Errore di diritto

In materia penale si distinguono l’errore sul precetto penale e l’errore su una norma extrapenale.

L’errore sul precetto, cioè che ricade sulla norma incriminatrice, ha ad oggetto l’illiceità penale del fatto. Quindi l’agente per ignoranza o errata interpretazione della norma, non si rende conto di realizzare un fatto costituente reato. (es. un venditore ambulante tunisino, residente in Francia, trasporta per un breve tratto nel territorio italiano, una carabina ad aria compressa senza rendersi conto che il fatto costituisce reato, perché nell’ordinamento francese la vendita di queste armi è libera e priva di formalità).

Nel disciplinare l’ignoranza o errore sul precetto, i legislatori si preoccupano di bilanciare da un lato, la piena affermazione del principio di colpevolezza, dall’altro, l’esigenza general- preventiva di non indebolire l’effettiva tenuta dell’ordinamento giuridico. Questa prospettiva di bilanciamento, a seguito della sent. 364/88, si traduce nel seguente principio: l’errore sul precetto è irrilevante (art. 5), a meno che non si tratti di errore inevitabile e perciò scusabile.

L’errore su norma extrapenale, ha invece, ad oggetto una norma diversa da quella incriminatrice, (ad es. Tizio erra nell’interpretare la disciplina del matrimonio, e questo errore incide sulla consapevolezza di compiere un reato di bigamia). Perché questo tipo di errore scusi, è necessario, conformemente all’art. 47 comma 3°, che esso si risolva o converta in un errore sul “fatto” di reato: occorre cioè che l’agente ne risulti fuorviato al punto tale da non essere consapevole di compiere un fatto materiale conforme a quello previsto dalla legge come reato.

Ove l’errore su norma extrapenale non sfoci in un errore sul fatto tipico e si limiti a suscitare indirettamente nell’agente l’erronea convinzione che il fatto realizzato sia penalmente lecito perché non rientrante nella norma incriminatrice, ci troviamo di fronte ad una situazione assimilabile, negli effetti, all’ipotesi dell’errore che ricade sul precetto e quindi vale la disciplina di cui all’art. 5.

 

Errore che verte sugli elementi degradanti il tipo di reato

La disciplina su tale tipo di errore non è pacifica. L’esempio classico è quello del soggetto che cagiona la morte di una persona, nella supposizione erronea che la vittima abbia prestato il suo consenso all’uccisione; bisogna stabilire se si tratti di omicidio semplice (art. 575) od omicidio del consenziente (art. 579).

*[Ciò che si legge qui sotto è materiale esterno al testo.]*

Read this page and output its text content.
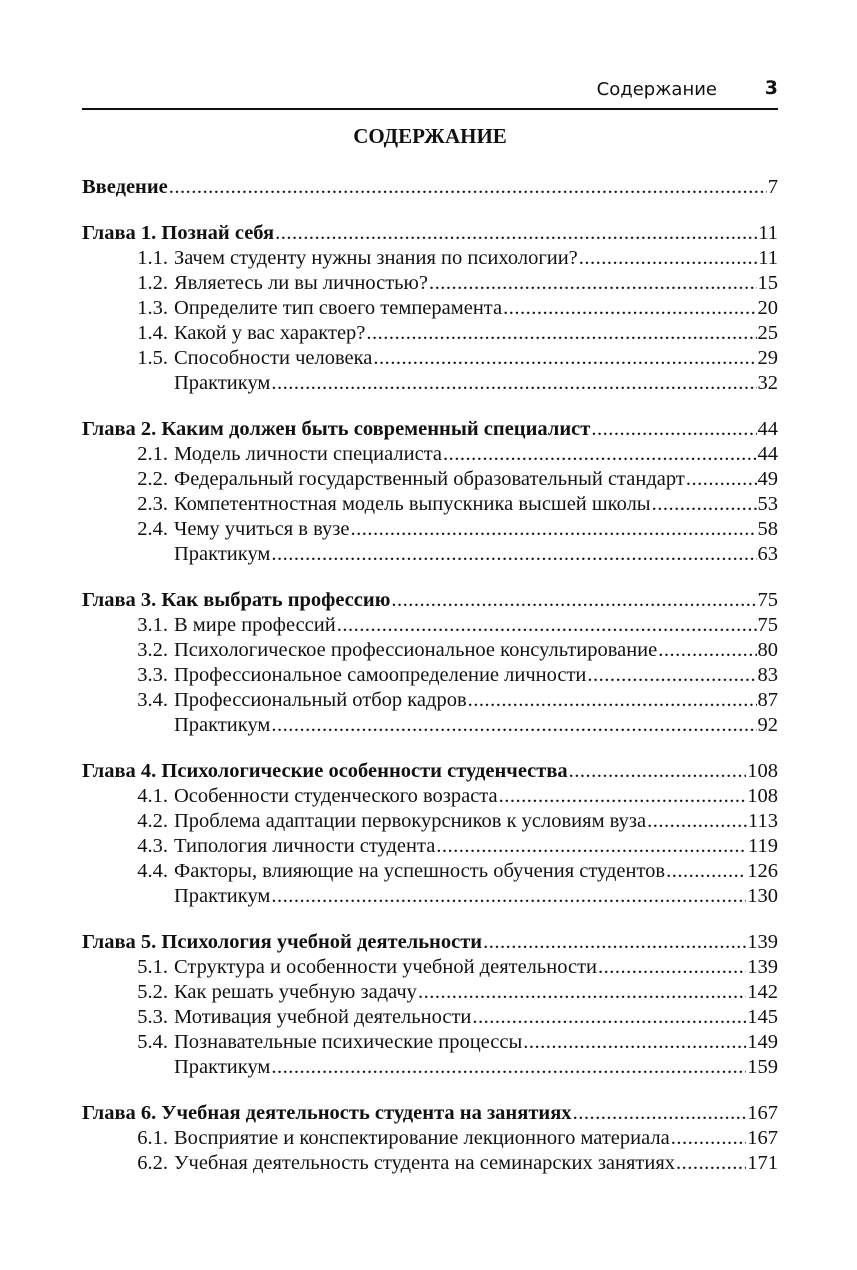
Содержание	3
СОДЕРЖАНИЕ
Введение .....	7
Глава 1. Познай себя .....	11
1.1. Зачем студенту нужны знания по психологии? .....	11
1.2. Являетесь ли вы личностью? .....	15
1.3. Определите тип своего темперамента .....	20
1.4. Какой у вас характер? .....	25
1.5. Способности человека .....	29
Практикум .....	32
Глава 2. Каким должен быть современный специалист .....	44
2.1. Модель личности специалиста .....	44
2.2. Федеральный государственный образовательный стандарт .....	49
2.3. Компетентностная модель выпускника высшей школы .....	53
2.4. Чему учиться в вузе .....	58
Практикум .....	63
Глава 3. Как выбрать профессию .....	75
3.1. В мире профессий .....	75
3.2. Психологическое профессиональное консультирование .....	80
3.3. Профессиональное самоопределение личности .....	83
3.4. Профессиональный отбор кадров .....	87
Практикум .....	92
Глава 4. Психологические особенности студенчества .....	108
4.1. Особенности студенческого возраста .....	108
4.2. Проблема адаптации первокурсников к условиям вуза .....	113
4.3. Типология личности студента .....	119
4.4. Факторы, влияющие на успешность обучения студентов .....	126
Практикум .....	130
Глава 5. Психология учебной деятельности .....	139
5.1. Структура и особенности учебной деятельности .....	139
5.2. Как решать учебную задачу .....	142
5.3. Мотивация учебной деятельности .....	145
5.4. Познавательные психические процессы .....	149
Практикум .....	159
Глава 6. Учебная деятельность студента на занятиях .....	167
6.1. Восприятие и конспектирование лекционного материала .....	167
6.2. Учебная деятельность студента на семинарских занятиях .....	171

Alcuni autori propendono per una soluzione rigorosa, in base al rilievo che andrebbe attribuita rilevanza non alla “mera rappresentazione, anche se aberrante, dell’agente”, ma alla sussistenza degli estremi materiali e psicologici corrispondenti alla figura criminosa di fatto realizzatasi.

Secondo altri, si esclude invece, che il dolo del reato meno grave, inglobi il dolo relativo all’illecito- base + grave e si propende quindi, per l’applicazione della fattispecie ipotizzante il reato meno grave (omicidio del consenziente).

Data la mancanza di una soluzione legislativa di tende a ricorrere ad un’applicazione analogica della disciplina dell’errore sulle cause di giustificazione (art. 59 comma 4); anche se è discutibile ricorrere ad analogie, la ritenuta prevalenza dell’ipotesi criminosa meno grave riflette meglio l’atteggiamento psicologico dell’agente.